I had no Chinese name; one of the first things the professors did was give me one. I was, for an hour a day, not Spencer, but 書彬 (Shūbīn). The first few classes were dedicated primarily to learning how to properly pronounce words in a tonal language. This was the basis of everything that would come after, so it was crucial that we knew what we were doing (to this day, I still get occasional compliments on my pronunciation, even if I cannot remember the word for soup). Then came the words, the characters, the writing system, the grammar, and everything else. And so, the challenge began.
Chinese remains the most challenging class I have taken at Swarthmore. Other things have been difficult, other things have been complex, other things have taken time, but nothing has demanded I reshape the workings of my brain in quite the same way. While others seemed to be able to recall every single character, I struggled to remember how to write my own name for a week. While others could combine grammatical structures in ingenious ways, I kept on accidentally saying that I wanted to eat French people instead of French food because I could not disentangle the sentence in my mind. While others could join words of all different tones together in long, fluid strings, I had to (for the first little bit at least) physically conduct out the directions of the tones–high, rising, scooping, and falling–with my finger as I said them to ensure I did not blur them together.

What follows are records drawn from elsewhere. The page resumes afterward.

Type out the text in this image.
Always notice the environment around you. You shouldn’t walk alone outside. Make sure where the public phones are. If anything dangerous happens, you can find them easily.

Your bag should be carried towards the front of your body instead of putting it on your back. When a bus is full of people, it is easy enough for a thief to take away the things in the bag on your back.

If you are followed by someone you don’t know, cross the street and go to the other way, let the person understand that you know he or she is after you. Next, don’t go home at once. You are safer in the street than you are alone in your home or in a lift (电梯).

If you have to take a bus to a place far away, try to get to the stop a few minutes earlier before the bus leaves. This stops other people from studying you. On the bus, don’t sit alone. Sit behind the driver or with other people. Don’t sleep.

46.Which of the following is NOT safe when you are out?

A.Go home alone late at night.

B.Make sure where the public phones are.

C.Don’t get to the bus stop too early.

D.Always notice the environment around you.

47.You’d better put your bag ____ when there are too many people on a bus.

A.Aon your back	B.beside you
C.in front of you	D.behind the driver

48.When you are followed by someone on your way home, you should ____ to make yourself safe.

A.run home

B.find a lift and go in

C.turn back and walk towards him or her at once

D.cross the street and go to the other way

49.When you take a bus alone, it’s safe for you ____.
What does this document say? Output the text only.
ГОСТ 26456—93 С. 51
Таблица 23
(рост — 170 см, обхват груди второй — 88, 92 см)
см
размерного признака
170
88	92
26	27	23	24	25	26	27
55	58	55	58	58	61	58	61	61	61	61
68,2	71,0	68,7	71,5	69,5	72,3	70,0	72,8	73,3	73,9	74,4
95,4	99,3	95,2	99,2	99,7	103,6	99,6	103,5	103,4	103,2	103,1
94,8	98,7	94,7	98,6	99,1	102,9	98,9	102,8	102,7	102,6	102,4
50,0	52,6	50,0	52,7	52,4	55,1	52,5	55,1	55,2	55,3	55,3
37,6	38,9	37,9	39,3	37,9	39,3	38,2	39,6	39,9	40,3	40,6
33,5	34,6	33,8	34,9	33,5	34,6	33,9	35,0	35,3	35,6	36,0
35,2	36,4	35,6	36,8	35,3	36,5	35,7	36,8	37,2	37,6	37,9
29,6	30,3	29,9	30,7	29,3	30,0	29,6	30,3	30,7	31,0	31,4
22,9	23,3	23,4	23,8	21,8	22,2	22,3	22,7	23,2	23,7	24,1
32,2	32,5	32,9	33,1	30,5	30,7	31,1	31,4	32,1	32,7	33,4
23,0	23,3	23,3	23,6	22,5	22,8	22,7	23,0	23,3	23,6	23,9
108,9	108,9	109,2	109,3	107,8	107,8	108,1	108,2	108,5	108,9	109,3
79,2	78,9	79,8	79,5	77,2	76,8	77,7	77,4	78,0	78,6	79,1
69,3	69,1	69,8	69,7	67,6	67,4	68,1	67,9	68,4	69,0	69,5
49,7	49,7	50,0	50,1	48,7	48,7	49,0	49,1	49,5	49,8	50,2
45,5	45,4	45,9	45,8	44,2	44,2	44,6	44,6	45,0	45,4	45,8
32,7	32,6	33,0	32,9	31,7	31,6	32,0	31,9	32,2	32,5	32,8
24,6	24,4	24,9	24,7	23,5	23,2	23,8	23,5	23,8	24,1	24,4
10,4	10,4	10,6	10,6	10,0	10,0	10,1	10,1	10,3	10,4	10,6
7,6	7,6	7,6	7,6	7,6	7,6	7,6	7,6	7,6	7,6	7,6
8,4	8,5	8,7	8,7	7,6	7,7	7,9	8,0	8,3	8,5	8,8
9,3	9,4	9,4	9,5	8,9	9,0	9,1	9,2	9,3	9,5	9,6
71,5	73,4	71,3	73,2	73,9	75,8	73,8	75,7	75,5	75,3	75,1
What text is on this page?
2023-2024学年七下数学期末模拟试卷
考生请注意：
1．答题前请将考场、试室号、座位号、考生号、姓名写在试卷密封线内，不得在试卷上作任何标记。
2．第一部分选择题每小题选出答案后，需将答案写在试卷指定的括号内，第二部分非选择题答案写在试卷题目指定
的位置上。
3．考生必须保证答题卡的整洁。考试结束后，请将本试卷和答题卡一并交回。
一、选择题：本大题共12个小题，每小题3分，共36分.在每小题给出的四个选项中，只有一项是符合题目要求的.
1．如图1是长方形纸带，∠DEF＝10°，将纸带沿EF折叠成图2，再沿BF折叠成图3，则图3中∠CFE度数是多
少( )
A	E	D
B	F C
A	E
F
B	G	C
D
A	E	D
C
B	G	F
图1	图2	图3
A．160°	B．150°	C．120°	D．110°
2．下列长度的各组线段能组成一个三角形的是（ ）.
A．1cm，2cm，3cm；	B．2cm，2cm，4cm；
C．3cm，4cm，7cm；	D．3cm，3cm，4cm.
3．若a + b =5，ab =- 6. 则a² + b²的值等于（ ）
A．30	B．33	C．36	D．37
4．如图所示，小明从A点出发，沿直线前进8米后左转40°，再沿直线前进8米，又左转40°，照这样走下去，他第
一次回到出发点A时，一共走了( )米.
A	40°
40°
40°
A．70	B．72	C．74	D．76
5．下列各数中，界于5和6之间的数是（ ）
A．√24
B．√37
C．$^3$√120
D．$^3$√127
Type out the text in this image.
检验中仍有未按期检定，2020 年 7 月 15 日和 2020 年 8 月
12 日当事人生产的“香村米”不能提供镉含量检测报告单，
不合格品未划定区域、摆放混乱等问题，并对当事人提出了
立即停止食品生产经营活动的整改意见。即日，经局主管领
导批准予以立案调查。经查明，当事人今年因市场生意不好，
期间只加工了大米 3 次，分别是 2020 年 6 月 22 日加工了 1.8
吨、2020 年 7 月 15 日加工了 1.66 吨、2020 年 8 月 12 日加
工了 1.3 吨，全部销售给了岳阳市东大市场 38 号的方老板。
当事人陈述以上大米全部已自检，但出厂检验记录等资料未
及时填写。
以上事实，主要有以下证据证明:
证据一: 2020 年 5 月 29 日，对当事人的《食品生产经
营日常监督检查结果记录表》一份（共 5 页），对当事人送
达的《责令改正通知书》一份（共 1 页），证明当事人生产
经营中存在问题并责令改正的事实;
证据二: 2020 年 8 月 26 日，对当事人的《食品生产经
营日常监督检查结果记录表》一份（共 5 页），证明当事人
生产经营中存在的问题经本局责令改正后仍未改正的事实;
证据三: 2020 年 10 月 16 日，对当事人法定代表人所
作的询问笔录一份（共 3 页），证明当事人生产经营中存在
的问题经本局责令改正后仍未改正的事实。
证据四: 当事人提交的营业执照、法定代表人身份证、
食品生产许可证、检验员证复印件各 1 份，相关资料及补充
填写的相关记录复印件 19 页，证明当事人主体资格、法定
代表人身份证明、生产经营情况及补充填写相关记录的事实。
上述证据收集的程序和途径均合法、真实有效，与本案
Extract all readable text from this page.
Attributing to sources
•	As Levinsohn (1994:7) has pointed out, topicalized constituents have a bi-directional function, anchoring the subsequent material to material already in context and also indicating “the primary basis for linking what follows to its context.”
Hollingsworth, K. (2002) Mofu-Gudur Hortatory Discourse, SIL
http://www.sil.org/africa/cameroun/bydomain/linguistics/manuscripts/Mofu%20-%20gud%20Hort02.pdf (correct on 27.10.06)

It was exhilarating. In terms of the sheer volume of things I learned, and the change in competency and capability from the first class to the last, Mandarin is (and probably always will be) the undisputed champion. Near the end of the first semester, they had all of us give interviews to graduate students in education from Hong Kong. No scripts, no recordings, simply writing down everything live. This was a terrifying proposition; I felt like I could barely keep up a conversation, and now had to participate in a dialogue with someone I didn’t know. And yet (with the help of a crash course the day before on various critical phrases such as “could you please repeat that,” “I don’t know that word,” “could you please talk slower”), I managed to do it. I, in a language I first spoke four months ago, had managed to talk to someone for almost twenty minutes about their life. She had a turtle named 小鬼 (xiǎoguǐ, translating to “little demon”). I was kind of shocked as I left the interview that I had managed to keep it together the whole time.
The class never got easier for me; I was consistently the last person in the room to master concepts. Every new sentence structure was a mountain to climb, every new character a challenge to memorize. Near the end of the second semester, we had to write a ~600 word essay. Even writing something that short, fewer words even than this post, was Herculean. And with great effort comes great payoff, and I managed to write my little essay about my favorite restaurant in Swarthmore. I was darn proud of it.
Take classes on whims. Force yourself to readjust your brain. It is rewarding like nothing else. You may be bad at it, and you may stay bad at it; I certainly did. But the thrill of exploring new territory and the satisfaction when you see how far up the mountain you have climbed will be well worth it.